On the other hand, Superdan rope/line of 20 mm diameter has a minimum breaking load of 6.9 tonne. Nearly twice and it is economical to buy the 125 m coil for $294 and have 75 m left over for other uses as opposed to buying silver line cut off the coil at $4.70/metre.
http://www.nobles.com.au/Products/Fibre-Rope/Superdan-RopeThe experience of Midtown Marinas in Bundaberg with their moorings was that they were lucky to get three years out of chain on their moorings. This is partly due to current flow in the river which induces electrolysis and erosion of the metal. They then went to using 32 or 35 mm silver rope (that weight of line because they are commercial) and had excellent results until the floods swept everything away.
The river was flowing at 80 kmh on the surface and estimated to be flowing at 120 kmh in the depths. The only things that survived in the Burnett River were things that had been there for 100 years.
The set up with the mooring lines was that they were 1.5 metres longer than the maximum tidal depth with an eye spliced into each end with plastic tube slid over the line before splicing.
Then the eye was passed through the metal eye of the block and the top end of the line passed through the eye at the bottom and pulled up tight. The top end of the mooring line was then shackled to the mooring buoy which was a double cone buoy with a s/steel rod through the middle with an eye top and bottom.
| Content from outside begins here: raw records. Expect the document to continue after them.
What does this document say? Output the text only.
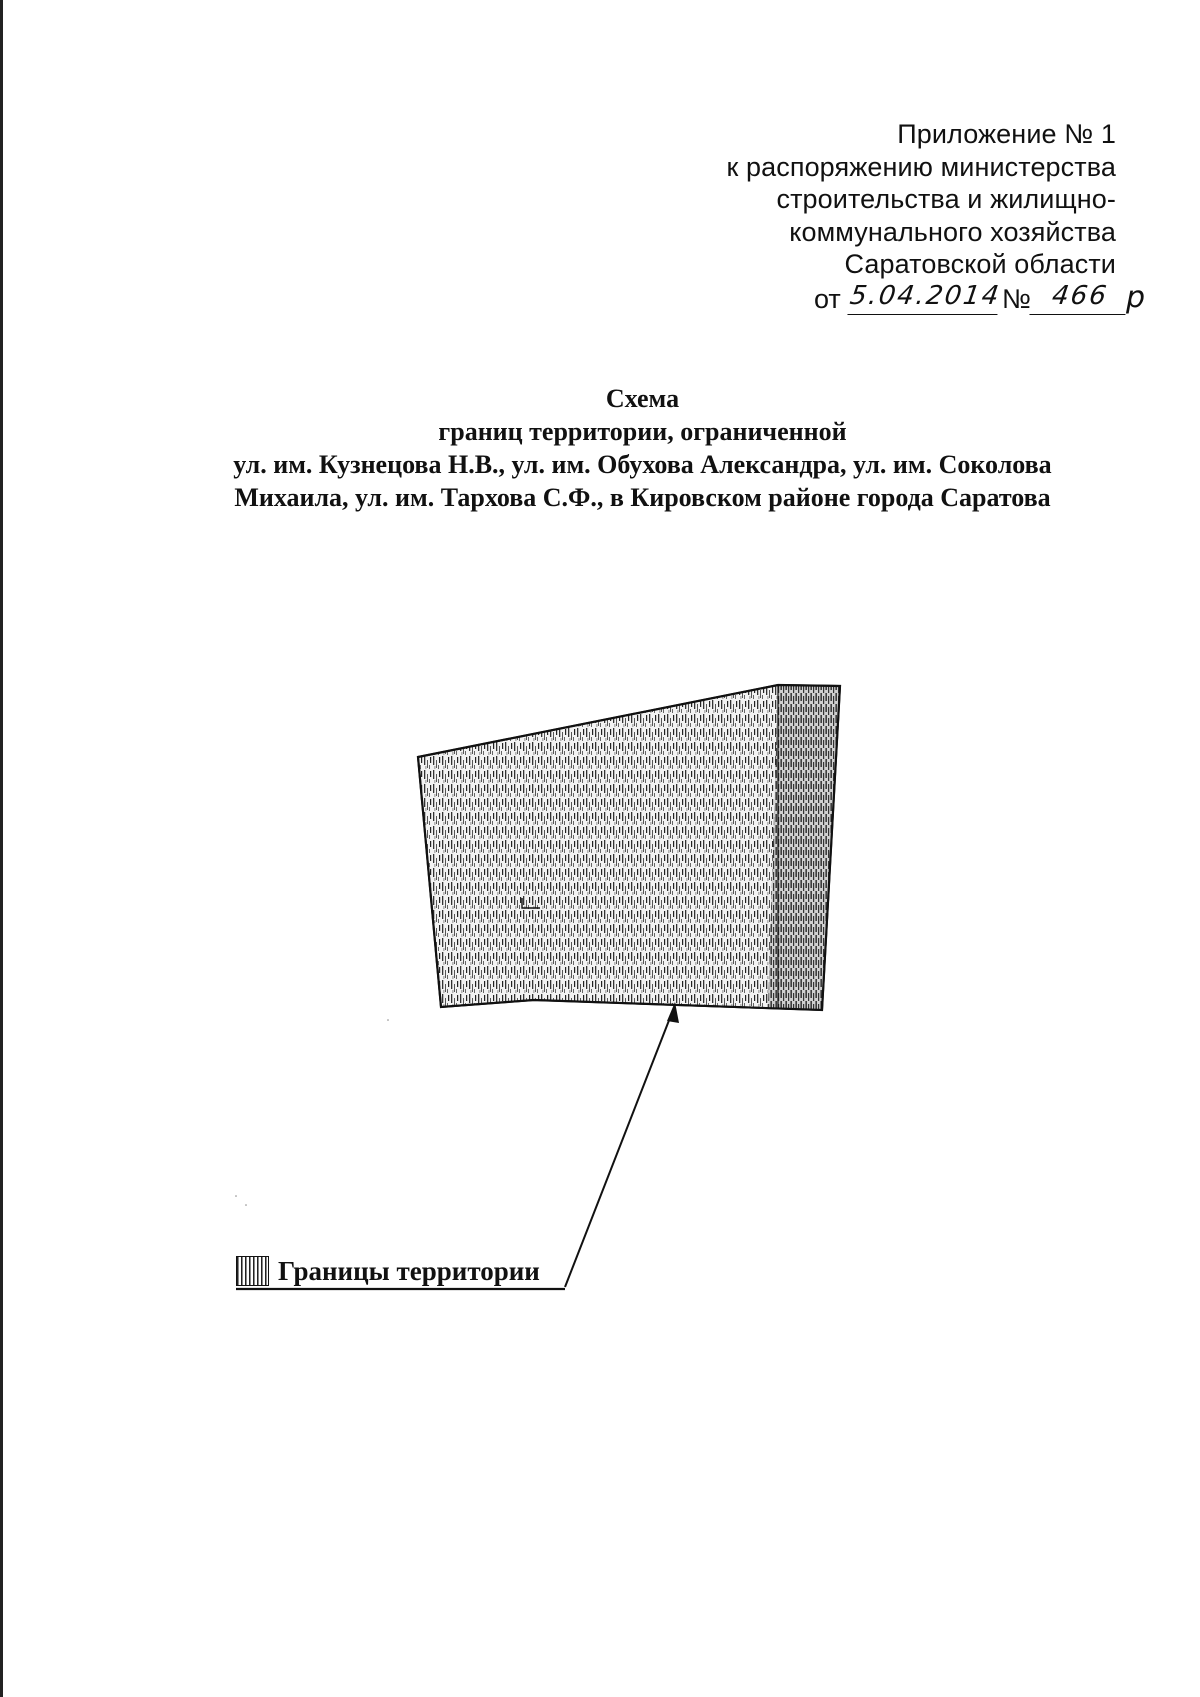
Приложение № 1
к распоряжению министерства
строительства и жилищно-
коммунального хозяйства
Саратовской области
от 5.04.2014 № 466 р
Схема
границ территории, ограниченной
ул. им. Кузнецова Н.В., ул. им. Обухова Александра, ул. им. Соколова
Михаила, ул. им. Тархова С.Ф., в Кировском районе города Саратова
Границы территории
The advantages of this system are multiple, assuming the mooring block is of sufficient weight and holding power. Steel and or iron are far superior to concrete as concrete has about 50% buoyancy and steel or iron will self bury in the bottom much quicker.
Advantages:-
No electrolysis or chafe of mooring tackle if subject to tidal or current flows.
Easy replacement of mooring tackle. All the diver has to take down is the new line and a knife to cut the old one away.
In choppy conditions the rope tackle will not jerk like chain and there are less wear points.
With the buoy set up as described all one has to do is approach the mooring, grab it's grab line (short and not dangling in the water, therefore no grunge), slip a line through the eye atop the buoy and secure both ends to the vessel. No need to bring any marine growth on deck.
The mooring I am in the process of building for Second Wind in the Distillery Reach of the Burnett River has to be a fore and aft mooring. The upstream weight will be two truck brake drums filled with other weights and joined with steel bars around which will go the mooring tackle.
The downstream weight will be a single truck brake drum also weight filled with a steel eye in the middle.
For my 4 tonne yacht the upstream weight will be around 250 kg or a quarter of a tonne and half that for the downstream.
This is my first permanent mooring so if anybody with mooring experience sees glaring holes in my logic, please let me know. I only want to do this once.